= Green Party of Canada candidates in the 1993 Canadian federal election =

The Green Party of Canada ran seventy-one candidates in the 1993 federal election, none of whom were elected. Information about these candidates may be found here.

The page also includes information about Green Party candidates in by-elections between 1993 and 1997.

==Candidates==
===Parkdale—High Park: Richard Roy===
Richard Roy was an executive secretary at the time of the election. His campaign seems to have been based on eco-capitalist lines. A newspaper article from the period cites him as favouring the following policies: retrofitting energy-inefficient buildings, providing financial incentives for organic farmers and reducing or eliminating income taxes (Toronto Star, 22 October 1993).

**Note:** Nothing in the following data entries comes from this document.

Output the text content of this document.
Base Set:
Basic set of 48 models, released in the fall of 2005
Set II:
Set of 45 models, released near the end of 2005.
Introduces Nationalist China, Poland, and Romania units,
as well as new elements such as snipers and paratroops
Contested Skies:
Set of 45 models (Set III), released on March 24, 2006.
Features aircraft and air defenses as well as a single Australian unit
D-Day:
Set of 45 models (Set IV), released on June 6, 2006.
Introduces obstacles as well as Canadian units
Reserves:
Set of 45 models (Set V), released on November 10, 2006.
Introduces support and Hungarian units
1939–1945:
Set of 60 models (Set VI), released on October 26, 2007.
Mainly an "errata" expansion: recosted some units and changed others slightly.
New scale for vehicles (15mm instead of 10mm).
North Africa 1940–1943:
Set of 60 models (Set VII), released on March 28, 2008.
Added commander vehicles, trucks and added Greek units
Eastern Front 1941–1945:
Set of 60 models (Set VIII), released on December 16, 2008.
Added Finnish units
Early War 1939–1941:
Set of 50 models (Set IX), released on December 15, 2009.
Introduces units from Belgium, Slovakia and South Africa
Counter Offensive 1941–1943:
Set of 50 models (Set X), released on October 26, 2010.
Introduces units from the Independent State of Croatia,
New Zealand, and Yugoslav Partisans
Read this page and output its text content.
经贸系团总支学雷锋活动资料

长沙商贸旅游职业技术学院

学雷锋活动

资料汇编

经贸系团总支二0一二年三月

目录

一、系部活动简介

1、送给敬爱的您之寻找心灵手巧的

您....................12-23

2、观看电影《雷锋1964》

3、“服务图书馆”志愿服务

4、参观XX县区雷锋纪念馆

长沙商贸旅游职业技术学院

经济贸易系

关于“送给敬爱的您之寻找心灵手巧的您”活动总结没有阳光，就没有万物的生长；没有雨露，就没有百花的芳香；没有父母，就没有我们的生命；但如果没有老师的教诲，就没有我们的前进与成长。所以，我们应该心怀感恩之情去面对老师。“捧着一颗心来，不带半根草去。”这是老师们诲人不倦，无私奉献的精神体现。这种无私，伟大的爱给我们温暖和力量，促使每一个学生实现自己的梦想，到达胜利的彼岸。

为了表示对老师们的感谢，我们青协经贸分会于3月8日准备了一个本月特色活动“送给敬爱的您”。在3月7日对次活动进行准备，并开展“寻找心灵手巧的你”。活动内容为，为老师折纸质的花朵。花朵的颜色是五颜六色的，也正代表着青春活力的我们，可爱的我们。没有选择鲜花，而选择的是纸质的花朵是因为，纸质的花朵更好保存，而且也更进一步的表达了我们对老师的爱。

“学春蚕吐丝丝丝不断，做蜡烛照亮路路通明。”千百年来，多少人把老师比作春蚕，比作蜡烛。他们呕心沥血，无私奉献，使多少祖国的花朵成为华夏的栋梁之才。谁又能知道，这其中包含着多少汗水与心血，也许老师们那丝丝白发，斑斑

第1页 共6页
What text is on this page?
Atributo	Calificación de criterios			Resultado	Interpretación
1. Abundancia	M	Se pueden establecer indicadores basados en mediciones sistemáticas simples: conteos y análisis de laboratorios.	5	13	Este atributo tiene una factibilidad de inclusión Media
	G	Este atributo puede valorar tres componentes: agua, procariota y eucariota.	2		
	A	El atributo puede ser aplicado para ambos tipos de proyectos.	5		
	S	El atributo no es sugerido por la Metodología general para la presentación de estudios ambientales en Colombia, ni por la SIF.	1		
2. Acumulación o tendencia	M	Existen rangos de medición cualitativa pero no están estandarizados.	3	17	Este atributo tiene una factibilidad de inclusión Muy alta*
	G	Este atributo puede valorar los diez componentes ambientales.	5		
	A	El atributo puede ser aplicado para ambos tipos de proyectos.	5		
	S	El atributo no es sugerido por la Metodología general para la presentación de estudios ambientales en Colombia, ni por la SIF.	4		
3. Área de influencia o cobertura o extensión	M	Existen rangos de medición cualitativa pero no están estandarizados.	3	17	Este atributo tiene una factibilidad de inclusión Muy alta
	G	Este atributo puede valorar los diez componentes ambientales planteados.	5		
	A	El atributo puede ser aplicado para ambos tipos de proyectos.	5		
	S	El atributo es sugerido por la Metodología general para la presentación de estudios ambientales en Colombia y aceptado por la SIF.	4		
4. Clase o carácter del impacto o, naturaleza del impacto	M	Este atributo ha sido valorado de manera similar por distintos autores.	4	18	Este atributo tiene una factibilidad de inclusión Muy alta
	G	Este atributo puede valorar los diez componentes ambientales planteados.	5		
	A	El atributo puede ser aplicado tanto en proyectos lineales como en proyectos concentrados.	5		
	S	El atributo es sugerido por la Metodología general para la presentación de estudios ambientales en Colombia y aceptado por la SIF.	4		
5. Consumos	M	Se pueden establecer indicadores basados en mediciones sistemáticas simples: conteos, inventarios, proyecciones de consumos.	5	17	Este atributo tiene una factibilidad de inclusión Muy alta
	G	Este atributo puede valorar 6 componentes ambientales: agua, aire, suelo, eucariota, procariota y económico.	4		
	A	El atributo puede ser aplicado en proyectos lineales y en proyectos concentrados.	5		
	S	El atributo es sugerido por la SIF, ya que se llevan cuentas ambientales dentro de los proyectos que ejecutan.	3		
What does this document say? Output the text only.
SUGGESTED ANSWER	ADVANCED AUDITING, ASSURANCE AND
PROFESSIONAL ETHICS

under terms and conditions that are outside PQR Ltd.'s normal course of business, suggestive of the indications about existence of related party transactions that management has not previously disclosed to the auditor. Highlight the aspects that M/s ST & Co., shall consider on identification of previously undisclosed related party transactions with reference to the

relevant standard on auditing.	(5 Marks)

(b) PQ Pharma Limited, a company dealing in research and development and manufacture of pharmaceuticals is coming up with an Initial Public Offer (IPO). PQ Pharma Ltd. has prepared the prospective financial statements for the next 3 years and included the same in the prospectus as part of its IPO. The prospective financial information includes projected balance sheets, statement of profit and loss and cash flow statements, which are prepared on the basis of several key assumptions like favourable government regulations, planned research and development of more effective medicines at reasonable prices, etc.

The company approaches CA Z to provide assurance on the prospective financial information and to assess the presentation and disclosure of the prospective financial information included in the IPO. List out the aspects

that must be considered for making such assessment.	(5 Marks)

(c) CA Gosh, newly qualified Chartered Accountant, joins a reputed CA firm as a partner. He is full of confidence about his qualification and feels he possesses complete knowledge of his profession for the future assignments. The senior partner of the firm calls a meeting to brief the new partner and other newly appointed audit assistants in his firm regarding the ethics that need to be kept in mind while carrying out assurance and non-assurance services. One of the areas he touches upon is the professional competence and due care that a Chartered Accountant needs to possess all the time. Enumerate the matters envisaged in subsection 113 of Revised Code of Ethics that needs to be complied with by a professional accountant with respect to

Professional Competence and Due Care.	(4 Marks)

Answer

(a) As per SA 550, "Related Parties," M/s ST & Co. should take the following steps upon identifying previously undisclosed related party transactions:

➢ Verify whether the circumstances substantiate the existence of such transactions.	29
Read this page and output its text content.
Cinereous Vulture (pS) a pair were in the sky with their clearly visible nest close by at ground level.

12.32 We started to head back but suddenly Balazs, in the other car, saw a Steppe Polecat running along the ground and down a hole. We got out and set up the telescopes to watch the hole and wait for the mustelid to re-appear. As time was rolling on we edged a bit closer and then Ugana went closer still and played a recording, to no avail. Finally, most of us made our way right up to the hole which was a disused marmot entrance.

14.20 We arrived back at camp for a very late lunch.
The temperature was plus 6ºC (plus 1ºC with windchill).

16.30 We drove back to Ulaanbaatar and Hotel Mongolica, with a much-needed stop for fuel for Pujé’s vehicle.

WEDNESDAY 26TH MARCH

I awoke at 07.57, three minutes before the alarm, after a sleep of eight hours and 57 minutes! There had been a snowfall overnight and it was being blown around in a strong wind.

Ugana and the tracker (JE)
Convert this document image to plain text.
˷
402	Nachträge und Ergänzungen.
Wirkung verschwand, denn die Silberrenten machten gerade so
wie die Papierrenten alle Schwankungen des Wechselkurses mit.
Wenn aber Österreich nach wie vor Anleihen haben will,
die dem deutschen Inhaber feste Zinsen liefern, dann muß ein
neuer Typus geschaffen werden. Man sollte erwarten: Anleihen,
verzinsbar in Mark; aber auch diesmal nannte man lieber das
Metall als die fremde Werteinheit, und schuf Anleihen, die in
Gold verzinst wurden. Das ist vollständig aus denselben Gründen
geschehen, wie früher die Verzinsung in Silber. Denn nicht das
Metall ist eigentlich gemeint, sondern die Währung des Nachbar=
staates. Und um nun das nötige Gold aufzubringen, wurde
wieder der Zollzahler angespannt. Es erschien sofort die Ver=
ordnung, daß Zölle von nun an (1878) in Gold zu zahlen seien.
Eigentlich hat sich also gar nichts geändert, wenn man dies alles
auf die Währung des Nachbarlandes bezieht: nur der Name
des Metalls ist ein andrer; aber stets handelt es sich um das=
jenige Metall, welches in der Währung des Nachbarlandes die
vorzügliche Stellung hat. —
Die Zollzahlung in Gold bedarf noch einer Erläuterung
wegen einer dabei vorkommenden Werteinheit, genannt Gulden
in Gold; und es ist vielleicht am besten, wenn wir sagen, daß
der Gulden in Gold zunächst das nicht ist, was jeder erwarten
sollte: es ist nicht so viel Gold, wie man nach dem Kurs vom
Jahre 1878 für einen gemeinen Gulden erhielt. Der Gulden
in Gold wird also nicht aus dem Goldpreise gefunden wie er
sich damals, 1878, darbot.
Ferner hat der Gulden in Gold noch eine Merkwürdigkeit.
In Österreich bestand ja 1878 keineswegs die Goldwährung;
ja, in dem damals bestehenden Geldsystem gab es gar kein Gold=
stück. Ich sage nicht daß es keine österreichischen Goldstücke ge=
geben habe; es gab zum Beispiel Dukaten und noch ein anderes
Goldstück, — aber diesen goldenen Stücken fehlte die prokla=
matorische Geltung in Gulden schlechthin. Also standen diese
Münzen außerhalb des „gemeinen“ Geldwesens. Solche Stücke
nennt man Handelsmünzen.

Roy received 430 votes (1.05%), finishing sixth against Liberal incumbent Jesse Flis.

In 2002, Roy wrote that Ontario's composting policies left open the possibility for E. coli contamination in the province's produce (Toronto Star, 17 September 2002).

==Candidates in subsequent by-elections==
===Brome—Missisquoi, 13 February 1995: Éric Ferland===
Éric Ferland was the leader of the Green Party of Quebec at the time of the election. He received 101 votes (0.27%), finishing eighth against Liberal Party candidate Denis Paradis.